Kongreye katılan Sol Parti Başkanlar Kurulu Üyesi İlknur Başer Şöyle konuştu;
Güzel günleri halkla birlikte kuracağız. 2019 Aralık ayında kurulduk ve ismimizi değiştirdik. Bu yol ve yolculuk halkın iktidarını kuruncaya kadar bitmeyecek. Sesi duyulmayan milyonlar, iktidar oluncaya kadar devam edecek. Yoksulluğu, zamları, işsizliği, emek sömürüsünü burada anlatmaya gerek yok. Yaşayarak her gün onlarcasını televizyonda görüyoruz. Her ne kadar saklamak isteseler de hepsini biliyoruz. Bugün Türkiye’de milyonlarca emekçi için ölüm çok kolay, yaşamak için zor hale geldi. Toplumun hafızasına 2015 ve sonrası süreci hatırlatılmaya çalışılıyor. Şimdi burada iktidarın ne yaptığından ziyade, toplumsal muhalefetin ne yapacağının Türkiye’yi belirleyeceği bir süreçten geçiyoruz. Doğa katliamı hat safhada, peki nasıl bir muhalefetle bu kötülük iktidarından kurtulur? Bu iktidar sağcılarla, sağcılık yarışı yapılarak yenilmez. Popüler siyaset yaparak da yenilmez. Bu iktidar örgütlü halk gücüyle yenilir. Halktan azade edilmiş bir siyaset. Bundan sonra ne yapılması gerekir? Halkın somut sorunları üzerinden örgütlenme gücüyle yapılır.
“BUGÜN TEMEL ÇELİŞKİ EMEK VE SERMAYE ÇELİŞKİSİDİR”

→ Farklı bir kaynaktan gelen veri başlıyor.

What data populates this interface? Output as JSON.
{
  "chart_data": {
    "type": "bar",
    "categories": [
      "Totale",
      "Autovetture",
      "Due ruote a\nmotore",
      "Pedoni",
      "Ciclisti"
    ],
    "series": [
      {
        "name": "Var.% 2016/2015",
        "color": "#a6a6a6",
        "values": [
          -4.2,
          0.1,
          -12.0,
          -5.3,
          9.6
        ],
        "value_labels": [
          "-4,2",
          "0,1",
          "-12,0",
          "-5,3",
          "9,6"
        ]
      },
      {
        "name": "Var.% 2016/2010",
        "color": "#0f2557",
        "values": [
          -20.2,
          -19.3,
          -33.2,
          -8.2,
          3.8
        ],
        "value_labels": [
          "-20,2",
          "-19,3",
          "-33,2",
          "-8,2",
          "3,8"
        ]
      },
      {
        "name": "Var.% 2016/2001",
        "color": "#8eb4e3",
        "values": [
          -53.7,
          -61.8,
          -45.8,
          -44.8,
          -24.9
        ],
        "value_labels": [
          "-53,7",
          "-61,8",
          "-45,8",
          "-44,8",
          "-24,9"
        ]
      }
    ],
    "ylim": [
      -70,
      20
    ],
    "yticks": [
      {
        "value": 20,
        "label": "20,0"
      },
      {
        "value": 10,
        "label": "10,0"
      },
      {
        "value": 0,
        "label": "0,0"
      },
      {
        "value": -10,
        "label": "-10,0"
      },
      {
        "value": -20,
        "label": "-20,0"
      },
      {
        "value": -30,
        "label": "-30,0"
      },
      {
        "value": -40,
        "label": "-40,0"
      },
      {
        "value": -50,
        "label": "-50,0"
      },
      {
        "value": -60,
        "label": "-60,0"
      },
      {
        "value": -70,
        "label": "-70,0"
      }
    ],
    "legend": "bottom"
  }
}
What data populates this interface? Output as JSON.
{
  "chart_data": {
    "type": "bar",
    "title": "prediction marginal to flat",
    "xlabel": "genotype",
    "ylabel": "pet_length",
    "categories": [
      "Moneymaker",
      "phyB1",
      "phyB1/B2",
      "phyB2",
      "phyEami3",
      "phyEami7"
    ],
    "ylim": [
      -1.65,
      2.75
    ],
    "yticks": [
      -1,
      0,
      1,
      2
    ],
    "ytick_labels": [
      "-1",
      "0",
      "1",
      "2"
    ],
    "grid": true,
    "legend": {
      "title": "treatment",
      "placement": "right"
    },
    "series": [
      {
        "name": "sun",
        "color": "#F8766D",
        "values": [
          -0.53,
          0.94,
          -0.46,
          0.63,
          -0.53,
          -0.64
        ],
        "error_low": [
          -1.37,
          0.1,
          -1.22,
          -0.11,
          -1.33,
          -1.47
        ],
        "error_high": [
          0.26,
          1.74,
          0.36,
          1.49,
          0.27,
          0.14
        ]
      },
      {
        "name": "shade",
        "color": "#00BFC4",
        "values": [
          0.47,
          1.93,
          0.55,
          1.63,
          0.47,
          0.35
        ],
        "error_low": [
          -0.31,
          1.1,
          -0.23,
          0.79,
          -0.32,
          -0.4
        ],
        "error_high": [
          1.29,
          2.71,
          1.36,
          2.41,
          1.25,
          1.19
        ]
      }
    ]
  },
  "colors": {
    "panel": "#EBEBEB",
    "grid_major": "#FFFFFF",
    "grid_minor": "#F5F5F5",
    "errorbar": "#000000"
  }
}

Bugün temel çelişki emek ve sermaye çelişkidir. Sendikaların demokratik kitle örgütlerin devlet eliyle manipüle edildiği ele geçirilmeye çalışıldığı bir süreçle yaşıyoruz. İdeolojik bir kafa karışıklığı var ortada. Bizim kafamız çok net ve açık. Çünkü biz demokrasi maskesi takmya çalışan iktidarı biliyoruz. İktidardan demokrasi beklemek ham hayaldir. Muhalefetin bir kere bunu cebe koyması gerekiyor. Ne yapacaksak halk örgütlüğüyle yapacağız. Zamları ve yoksulluğu yaşayan halka, sen yoksulsun şeklinde konuşmak, gereksizdir. Halkın karşısına yaşadığı somut sorunlarla çıkmak gerekiyor. Halkın taleplerini, öneriyle birlikte bir düzene almak gerekiyor. Tüm dünyada Taliban rejiminden kadınlar kurtulmaya çalışılırken, İran’da kadınlar özgürlük türküsünü büyütürken bu ülkede sağcılık yapmayalım. Bu ülkenin kurtuluşu eşitlik, özgürlük, laiklik temelinde mümkündür. 30 haftamız var. Bu salonda bulunan ve bulunmayan tüm arkadaşlarımıza büyük bir sorumluluk düşüyor. Tüm muhalif kesimlerle hep bu iktidarı gönderme imkanımız var. Halkımız çözümüde çok güzel biliyor. Ekmeğin tamamını eşit bölüştürebilmeğimiz günler çokta uzak değil. Halkımız buna ikna olmuş durumda. Yeter ki biz halkın içinde yol yürümeye devam edelim. Bombalı saldırıdan sonra masalardaki tüm siyasal partilerin şapkayı önüne koyup düşünmesi gerekiyor. Önümüzdeki süreç partilerin siyasal hırslarına, iktidar kavgalarına, mahkum edilip, kaybedeceğiz. Seçim bu rejimin kalıcılaşması ve kurumsallaşması için bir milat olacak. Bu sorumlulukla hareket etmek zorundayız. Bu mücadeleyi hep birlikte kuşanarak büyütmek zorundayız. Halksız hiç bir iktidar kurulamaz.